If the individual does not realize that they have not shifted their mindset, we get what is called the Peter Principle. This principle states that individuals are promoted to their point of incompetency. This holds true many times as top performers get promoted with the assumption that they will also be top performers in the role they are promoted into.
Having a mindset too far in advance may lead to a few things.
It may lead to frustration and burnout. This is because the individual contributor does not have all of the context for decisions being made a different levels of the business. They aren’t empowered to fulfill what drives them, whether it’s the mission of the business, or driving the mission of the specific business unit.
There are several ways to alleviate that frustration if you find yourself in that position. Move your way up the corporate ladder, search for a new role that fits your mindset, or become a founder.

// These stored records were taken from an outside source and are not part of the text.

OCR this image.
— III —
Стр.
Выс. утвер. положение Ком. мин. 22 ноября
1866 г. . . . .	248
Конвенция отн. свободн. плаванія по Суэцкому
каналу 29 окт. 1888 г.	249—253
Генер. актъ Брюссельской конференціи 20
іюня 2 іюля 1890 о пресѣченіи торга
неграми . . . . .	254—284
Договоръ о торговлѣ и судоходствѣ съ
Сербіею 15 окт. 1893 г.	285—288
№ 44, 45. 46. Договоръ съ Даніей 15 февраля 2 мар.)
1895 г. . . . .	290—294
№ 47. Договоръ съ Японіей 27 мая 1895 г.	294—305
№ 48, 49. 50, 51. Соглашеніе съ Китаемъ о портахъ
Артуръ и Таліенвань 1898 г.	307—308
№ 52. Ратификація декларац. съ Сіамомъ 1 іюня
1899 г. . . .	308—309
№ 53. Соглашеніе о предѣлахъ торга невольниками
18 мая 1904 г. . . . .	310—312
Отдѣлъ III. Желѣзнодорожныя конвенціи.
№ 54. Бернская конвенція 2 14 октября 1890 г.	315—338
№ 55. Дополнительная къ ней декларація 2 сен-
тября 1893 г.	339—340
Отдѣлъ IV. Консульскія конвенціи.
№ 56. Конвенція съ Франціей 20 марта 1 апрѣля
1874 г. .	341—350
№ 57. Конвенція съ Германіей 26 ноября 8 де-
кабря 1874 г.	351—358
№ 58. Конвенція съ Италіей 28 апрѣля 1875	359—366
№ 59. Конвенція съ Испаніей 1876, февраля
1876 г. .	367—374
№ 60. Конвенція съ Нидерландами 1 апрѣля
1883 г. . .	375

Be wary though, becoming a founder may seem like a fast track. However, if the same amount of work was put into a career as it is to start a business, you will surely be successful in your career.
One major caveat, the upside of becoming a founder is far higher than the upside of a traditional career.
If you’re a business owner or manager, you should be recognizing which mindset pertains to which employee and make sure that their desires are being fulfilled. That might mean communicating how their work impacts the mission of the organization, or it might mean making sure they aren’t side tracked with anything but the work they want to do.